Les virus qui ont pour hôte les eubactéries et les archées sont appelés bactériophages ou tout simplement phages. 

La découverte

Les premiers bactériophages ont été découverts en 1915 à Londres par le pathologiste britannique Frederick W. Twort qui, en travaillant avec des cultures de Micrococcus, a observé que certaines colonies prenaient parfois un aspect muqueux, pâle ou vitreux. Cet aspect vitreux pouvait être induit dans des colonies normales par simple contact avec un peu de matériel des colonies pâles.

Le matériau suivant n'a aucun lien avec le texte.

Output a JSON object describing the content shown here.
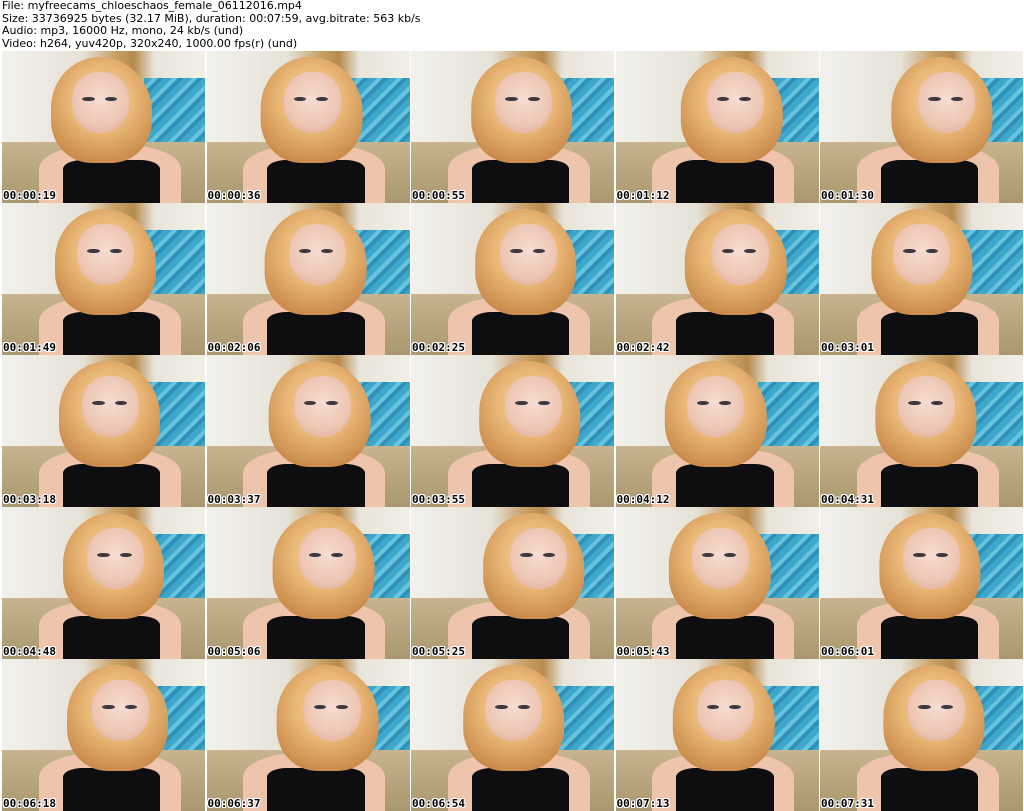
{
  "header": {
    "file": "File: myfreecams_chloeschaos_female_06112016.mp4",
    "size": "Size: 33736925 bytes (32.17 MiB), duration: 00:07:59, avg.bitrate: 563 kb/s",
    "audio": "Audio: mp3, 16000 Hz, mono, 24 kb/s (und)",
    "video": "Video: h264, yuv420p, 320x240, 1000.00 fps(r) (und)"
  },
  "thumbnails": [
    {
      "timestamp": "00:00:19"
    },
    {
      "timestamp": "00:00:36"
    },
    {
      "timestamp": "00:00:55"
    },
    {
      "timestamp": "00:01:12"
    },
    {
      "timestamp": "00:01:30"
    },
    {
      "timestamp": "00:01:49"
    },
    {
      "timestamp": "00:02:06"
    },
    {
      "timestamp": "00:02:25"
    },
    {
      "timestamp": "00:02:42"
    },
    {
      "timestamp": "00:03:01"
    },
    {
      "timestamp": "00:03:18"
    },
    {
      "timestamp": "00:03:37"
    },
    {
      "timestamp": "00:03:55"
    },
    {
      "timestamp": "00:04:12"
    },
    {
      "timestamp": "00:04:31"
    },
    {
      "timestamp": "00:04:48"
    },
    {
      "timestamp": "00:05:06"
    },
    {
      "timestamp": "00:05:25"
    },
    {
      "timestamp": "00:05:43"
    },
    {
      "timestamp": "00:06:01"
    },
    {
      "timestamp": "00:06:18"
    },
    {
      "timestamp": "00:06:37"
    },
    {
      "timestamp": "00:06:54"
    },
    {
      "timestamp": "00:07:13"
    },
    {
      "timestamp": "00:07:31"
    }
  ]
}
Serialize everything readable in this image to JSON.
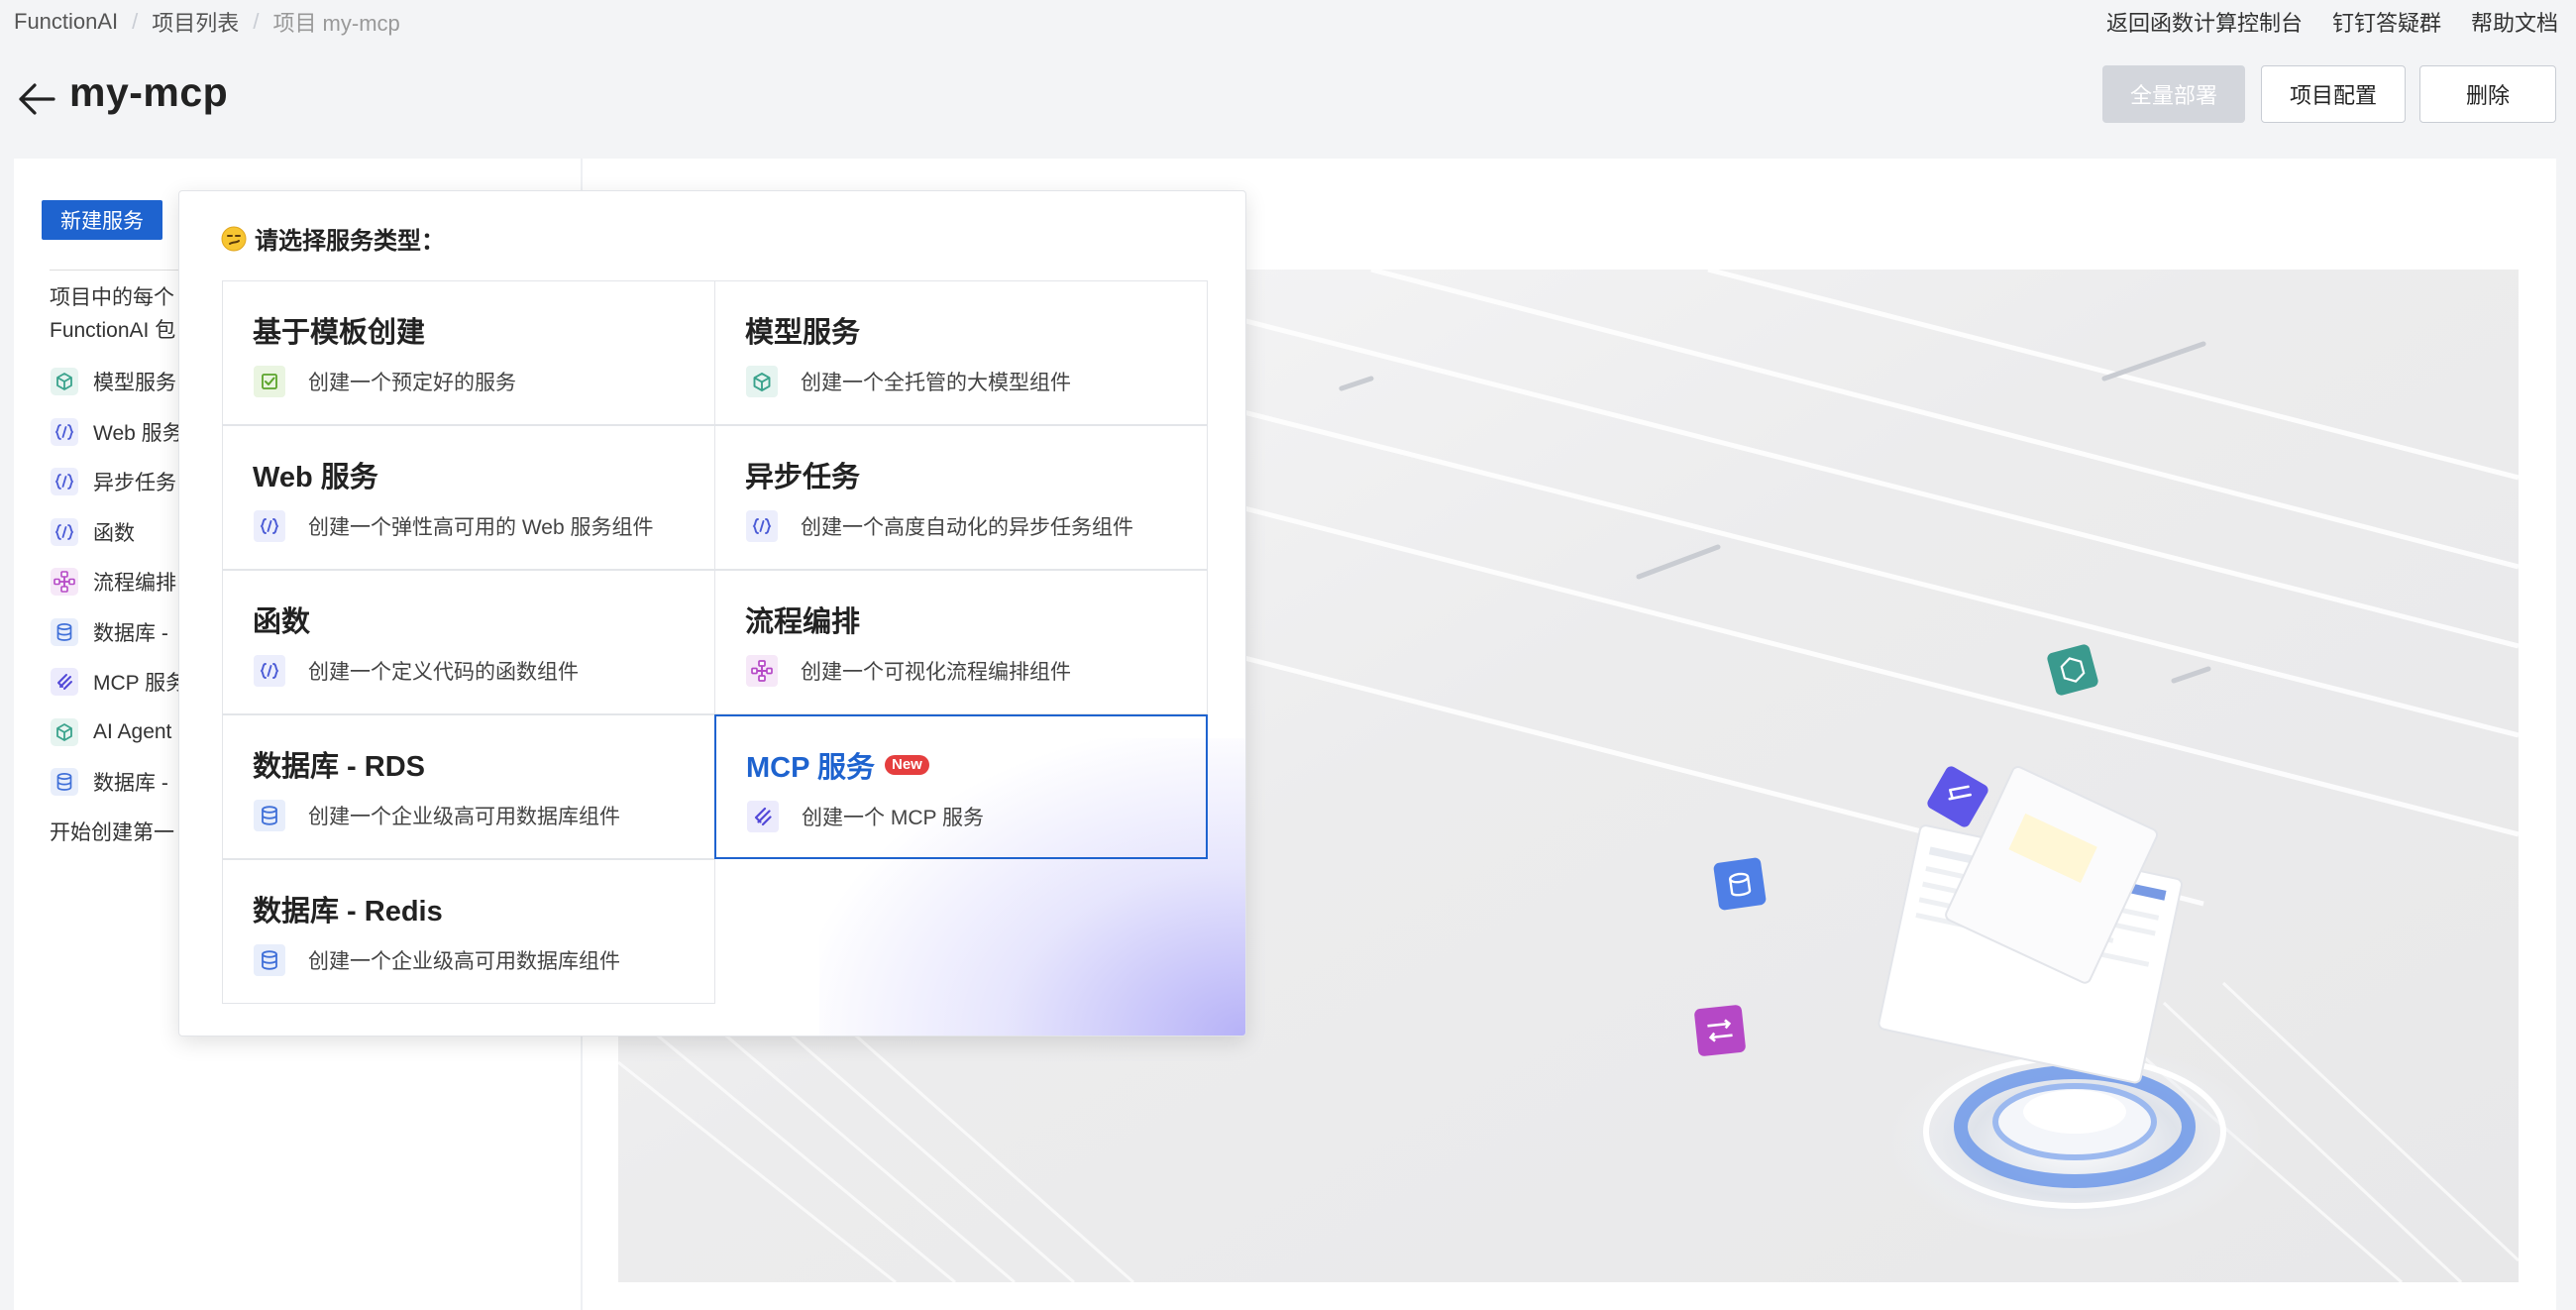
{
  "breadcrumb": {
    "root": "FunctionAI",
    "list": "项目列表",
    "current": "项目 my-mcp"
  },
  "top_links": {
    "console": "返回函数计算控制台",
    "dingtalk": "钉钉答疑群",
    "docs": "帮助文档"
  },
  "header": {
    "title": "my-mcp",
    "deploy_label": "全量部署",
    "config_label": "项目配置",
    "delete_label": "删除"
  },
  "sidebar": {
    "new_service_label": "新建服务",
    "intro_line1": "项目中的每个",
    "intro_line2": "FunctionAI 包",
    "items": [
      {
        "label": "模型服务",
        "icon": "cube-icon"
      },
      {
        "label": "Web 服务",
        "icon": "code-bracket-icon"
      },
      {
        "label": "异步任务",
        "icon": "code-bracket-icon"
      },
      {
        "label": "函数",
        "icon": "code-bracket-icon"
      },
      {
        "label": "流程编排",
        "icon": "workflow-icon"
      },
      {
        "label": "数据库 -",
        "icon": "database-icon"
      },
      {
        "label": "MCP 服务",
        "icon": "mcp-icon"
      },
      {
        "label": "AI Agent",
        "icon": "cube-icon"
      },
      {
        "label": "数据库 -",
        "icon": "database-icon"
      }
    ],
    "start_tip": "开始创建第一"
  },
  "dropdown": {
    "title": "请选择服务类型：",
    "cards": [
      {
        "title": "基于模板创建",
        "desc": "创建一个预定好的服务",
        "icon": "template-check-icon"
      },
      {
        "title": "模型服务",
        "desc": "创建一个全托管的大模型组件",
        "icon": "cube-icon"
      },
      {
        "title": "Web 服务",
        "desc": "创建一个弹性高可用的 Web 服务组件",
        "icon": "code-bracket-icon"
      },
      {
        "title": "异步任务",
        "desc": "创建一个高度自动化的异步任务组件",
        "icon": "code-bracket-icon"
      },
      {
        "title": "函数",
        "desc": "创建一个定义代码的函数组件",
        "icon": "code-bracket-icon"
      },
      {
        "title": "流程编排",
        "desc": "创建一个可视化流程编排组件",
        "icon": "workflow-icon"
      },
      {
        "title": "数据库 - RDS",
        "desc": "创建一个企业级高可用数据库组件",
        "icon": "database-icon"
      },
      {
        "title": "MCP 服务",
        "desc": "创建一个 MCP 服务",
        "icon": "mcp-icon",
        "badge": "New",
        "selected": true
      },
      {
        "title": "数据库 - Redis",
        "desc": "创建一个企业级高可用数据库组件",
        "icon": "database-icon"
      }
    ]
  },
  "colors": {
    "primary": "#1e63cf",
    "badge": "#e53e3e",
    "deploy_disabled": "#d3d6dc",
    "cube_teal": "#3aa38c",
    "code_blue": "#4b5bd6",
    "workflow_purple": "#b548c6",
    "template_green": "#5ba42b"
  }
}
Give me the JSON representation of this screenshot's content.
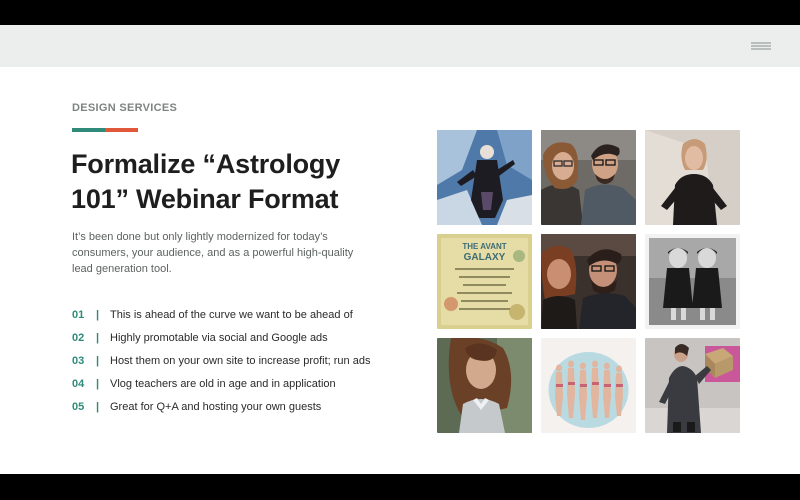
{
  "slide": {
    "eyebrow": "DESIGN SERVICES",
    "title": "Formalize “Astrology 101” Webinar Format",
    "subtitle": "It’s been done but only lightly modernized for today’s consumers, your audience, and as a powerful high-quality lead generation tool.",
    "accent_colors": [
      "#2f8a7a",
      "#e0573a"
    ],
    "list": [
      {
        "num": "01",
        "sep": "|",
        "text": "This is ahead of the curve we want to be ahead of"
      },
      {
        "num": "02",
        "sep": "|",
        "text": "Highly promotable via social and Google ads"
      },
      {
        "num": "03",
        "sep": "|",
        "text": "Host them on your own site to increase profit; run ads"
      },
      {
        "num": "04",
        "sep": "|",
        "text": "Vlog teachers are old in age and in application"
      },
      {
        "num": "05",
        "sep": "|",
        "text": "Great for Q+A and hosting your own guests"
      }
    ]
  },
  "menu": {
    "icon": "hamburger-menu-icon"
  },
  "gallery": {
    "photos": [
      {
        "name": "photo-illustrated-figure",
        "icon": "art-illustration"
      },
      {
        "name": "photo-couple-selfie",
        "icon": "portrait-pair"
      },
      {
        "name": "photo-woman-black-sweater",
        "icon": "portrait-single"
      },
      {
        "name": "photo-the-avant-galaxy",
        "icon": "text-poster",
        "text": "THE AVANT GALAXY"
      },
      {
        "name": "photo-couple-selfie-dark",
        "icon": "portrait-pair"
      },
      {
        "name": "photo-twin-girls",
        "icon": "portrait-pair-bw"
      },
      {
        "name": "photo-woman-hair-portrait",
        "icon": "portrait-single"
      },
      {
        "name": "photo-watercolor-figures",
        "icon": "art-illustration"
      },
      {
        "name": "photo-woman-with-box",
        "icon": "portrait-single"
      }
    ]
  }
}
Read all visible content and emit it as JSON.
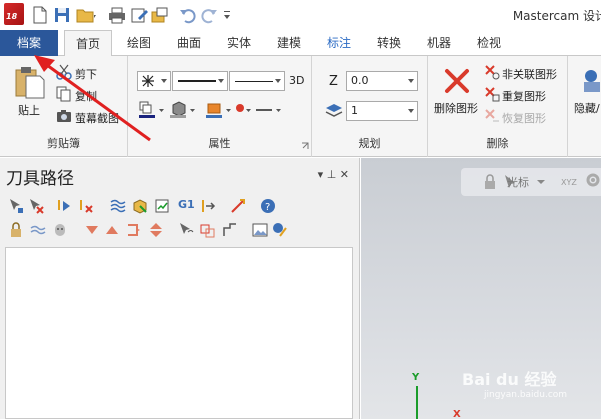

La transformation pouvait être propagée indéfiniment indiquant la présence d’un agent infectieux transmissible [124]. De façon indépendante, en 1917 Félix d’Hérelle, scientifique franco-canadien travaillant à l’Institut Pasteur, a découvert un microbe qui induisait la lyse des bactéries en culture liquide et la formation de taches claires (qu’il a appelées « taches vierges ») dans des cultures bactériennes sur agar. D’ Hérelle a décrit ces microbes, il a postulé leur multiplication intracellulaire et leur parasitisme obligé et il les a nommés bactériophages [124]. Plus tard, en utilisant le dénombrement de ces taches claires (qu’on appelle aujourd’hui plages de lyse) comme moyen de titrage des phages, il a observé une augmentation de la population virale au fur et à mesure du rétablissement des patients atteints des maladies infectieuses d’origine bactérienne. Ces résultats l’ont conduit à présenter les phages comme des agents bactéricides naturels et comme agents thérapeutiques potentiels [124]. La nature virale des bactériophages a été reconnue définitivement aux alentours des années 1940 après la mise au point du microscope électronique.

Evolution et écologie

L’hétérogénéité des structures et des propriétés biologiques et physicochimiques des virus (hôtes, contenu génétique, mécanismes de régulation, effets physiologiques…) suggèrent qu’ils sont d’origine polyphylétique 2 . Au fur et à mesure que la connaissance sur les virus augmente, il semble qu’on puisse les organiser en un nombre restreint de lignées virales constituées des membres infectant les hôtes des différents domaines du vivant. Chacune des lignées virales aurait évolué à partir d’un ancêtre commun présent sur la terre avant la divergence entre eubactéries et archées-eucaryotes, il y a 3-3,5 milliards d’années. [65, 7, 52, 8]. Sachant que les procaryotes ont précédé d’un milliard d’années l’apparition des premiers eucaryotes, on peut penser que, lors des débuts de la vie sur la terre, les interactions phage hôte étaient les relations biologiques dominantes. Les phages, principaux agents de mortalité, étaient probablement les gardiens de la diversité biologique. Ils ont été des acteurs essentiels du recyclage de la matière organique et des nutriments par la lyse cellulaire et, de ce fait, les conducteurs des cycles énergétiques. Ces mêmes processus caractérisent encore aujourd’hui les principales interactions écologiques entre les phages et leurs hôtes [47, 125]. Les communautés de phages constituent, sans doute, le plus grand réservoir de diversité génétique sur la terre. Au moyen du transfert horizontal des gènes 3 , les phages sont des vecteurs de matériel génétique et permettent l’échange d’ADN entre différentes souches bactériennes. Ils ont donc un impact majeur sur l’évolution des génomes bactériens.